Türk Klasiklerinden olan” İçimizdeki Şeytan” yazarın o dönemde roman kahramanının kendini ve toplumu sorguladığı bir eseri. Roman yalın bir dille yazıldığı için okuru yormuyor ve arkası yarın izlenimi veriyor dolayısıyla bir çırpıda okunacak kitaplar arasında yerini alıyor.
Aslında kitap biraz o dönemdeki siyasi çekişmeleri anlatsa da “bizi, kendimizi” anlatıyor. Aslında insanın içinde bir şeytanın olmadığını insanın ne yaparsa yine kendi nefis ve arzularıyla kendine yaptığını vurguluyor.
Romanda karakterler çok güzel tahlil edilmiş, o dönem yaşayan insanların çektiği acıları, sevinçleri, beklentileri ve birbirlerinden bekledikleri çıkarları çok güzel ortaya döküyor.
Kitabın yazılmasının üzerinden 80 yıl geçmesine rağmen o dönemdeki insanlarla günümüz insanları arasında çok bir fark yok. Dahası beklentilerimiz, arzularımız ve çıkarlarımız daha da arttı. Macide gibi karşılıksız, beklentisiz sevenimiz çok az. Emine teyze gibi menfaat için akrabalık ilişkilerini sürdüren çok fazla. Etrafımız Profesör ve Nihat gibi insanlarla dolu. Ama bunların içinde birde Bedri var.
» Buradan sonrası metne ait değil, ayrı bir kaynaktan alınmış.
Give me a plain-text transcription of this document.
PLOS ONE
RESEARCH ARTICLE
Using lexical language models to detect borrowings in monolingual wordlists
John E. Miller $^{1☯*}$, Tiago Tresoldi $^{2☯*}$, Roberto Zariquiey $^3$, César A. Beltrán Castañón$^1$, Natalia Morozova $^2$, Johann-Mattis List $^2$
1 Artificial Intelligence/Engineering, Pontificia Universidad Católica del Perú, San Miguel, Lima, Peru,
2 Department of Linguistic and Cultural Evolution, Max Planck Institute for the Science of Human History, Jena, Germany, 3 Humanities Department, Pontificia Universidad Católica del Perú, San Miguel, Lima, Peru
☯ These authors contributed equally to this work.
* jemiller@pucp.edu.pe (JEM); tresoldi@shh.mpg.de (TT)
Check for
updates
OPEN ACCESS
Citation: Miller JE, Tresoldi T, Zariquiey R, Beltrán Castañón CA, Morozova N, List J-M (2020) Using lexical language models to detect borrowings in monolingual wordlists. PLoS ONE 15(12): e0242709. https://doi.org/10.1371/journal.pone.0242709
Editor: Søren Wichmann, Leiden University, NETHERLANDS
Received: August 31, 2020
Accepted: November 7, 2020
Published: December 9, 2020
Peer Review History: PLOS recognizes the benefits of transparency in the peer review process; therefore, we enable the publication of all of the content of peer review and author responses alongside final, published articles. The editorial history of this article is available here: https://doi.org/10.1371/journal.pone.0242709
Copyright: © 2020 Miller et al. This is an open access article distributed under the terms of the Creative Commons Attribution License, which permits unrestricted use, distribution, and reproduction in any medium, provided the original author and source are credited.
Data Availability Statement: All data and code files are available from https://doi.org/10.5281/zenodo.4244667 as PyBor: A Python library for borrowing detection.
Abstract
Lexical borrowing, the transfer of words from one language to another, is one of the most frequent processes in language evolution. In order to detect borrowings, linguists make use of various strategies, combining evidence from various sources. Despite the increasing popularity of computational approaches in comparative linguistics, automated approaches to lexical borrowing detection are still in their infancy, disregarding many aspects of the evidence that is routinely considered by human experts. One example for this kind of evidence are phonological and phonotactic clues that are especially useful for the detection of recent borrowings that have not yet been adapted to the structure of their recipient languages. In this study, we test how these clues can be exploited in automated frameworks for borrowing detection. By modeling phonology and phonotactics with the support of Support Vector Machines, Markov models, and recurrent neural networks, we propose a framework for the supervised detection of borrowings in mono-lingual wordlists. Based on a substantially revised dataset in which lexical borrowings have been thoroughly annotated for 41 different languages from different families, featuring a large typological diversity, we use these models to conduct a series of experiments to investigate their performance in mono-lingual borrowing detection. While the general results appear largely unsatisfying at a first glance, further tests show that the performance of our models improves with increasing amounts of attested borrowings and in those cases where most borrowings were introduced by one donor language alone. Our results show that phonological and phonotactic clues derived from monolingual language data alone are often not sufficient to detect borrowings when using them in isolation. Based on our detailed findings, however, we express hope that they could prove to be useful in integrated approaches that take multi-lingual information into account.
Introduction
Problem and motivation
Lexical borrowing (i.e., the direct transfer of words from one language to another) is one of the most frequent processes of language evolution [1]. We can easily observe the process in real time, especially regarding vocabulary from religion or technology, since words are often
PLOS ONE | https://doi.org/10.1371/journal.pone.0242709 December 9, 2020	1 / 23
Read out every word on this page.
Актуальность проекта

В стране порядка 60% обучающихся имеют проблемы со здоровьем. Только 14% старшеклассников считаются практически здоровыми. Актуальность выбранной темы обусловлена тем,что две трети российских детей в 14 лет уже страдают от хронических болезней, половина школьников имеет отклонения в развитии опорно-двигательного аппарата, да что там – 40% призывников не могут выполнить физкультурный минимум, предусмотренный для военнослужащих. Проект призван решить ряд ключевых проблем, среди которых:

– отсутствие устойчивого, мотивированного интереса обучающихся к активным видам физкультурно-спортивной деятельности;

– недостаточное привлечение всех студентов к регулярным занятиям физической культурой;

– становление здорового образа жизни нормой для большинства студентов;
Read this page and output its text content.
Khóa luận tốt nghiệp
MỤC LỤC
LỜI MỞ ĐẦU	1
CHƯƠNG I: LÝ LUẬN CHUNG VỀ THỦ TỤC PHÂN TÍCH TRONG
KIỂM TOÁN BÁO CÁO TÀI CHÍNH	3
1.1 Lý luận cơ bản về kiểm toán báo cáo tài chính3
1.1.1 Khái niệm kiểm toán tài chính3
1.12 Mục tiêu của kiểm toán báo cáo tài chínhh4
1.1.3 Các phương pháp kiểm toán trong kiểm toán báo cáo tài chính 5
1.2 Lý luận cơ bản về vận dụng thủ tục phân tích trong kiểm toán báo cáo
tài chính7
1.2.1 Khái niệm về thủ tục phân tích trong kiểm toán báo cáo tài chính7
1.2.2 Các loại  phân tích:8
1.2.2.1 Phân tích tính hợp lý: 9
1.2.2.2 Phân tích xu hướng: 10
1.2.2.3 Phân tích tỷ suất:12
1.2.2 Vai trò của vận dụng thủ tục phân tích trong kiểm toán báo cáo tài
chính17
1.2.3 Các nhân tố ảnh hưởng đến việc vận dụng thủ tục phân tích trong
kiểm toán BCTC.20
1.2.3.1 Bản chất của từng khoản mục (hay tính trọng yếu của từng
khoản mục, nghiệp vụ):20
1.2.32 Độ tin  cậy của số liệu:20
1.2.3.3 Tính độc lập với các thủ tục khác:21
Herkesin olmak istediği ya da yakınında tutmak istediği biri.
Romanda anlatılacak çok şey var, keşke liseyi bitirmeden her öğrencinin okuması için bu eseri zorunlu kılabilsek. Gençlerimize karakter tahlili yaparak kendilerini roman kahramanlarıyla karşılaştırma imkânı sunabilsek.
Keşke Sabahattin Ali aramızdan erken bir zamanda ayrılmasa da dünya klasikleri arasına girecek daha fazla eser sunmuş olabilseydi…
İyi okumalar…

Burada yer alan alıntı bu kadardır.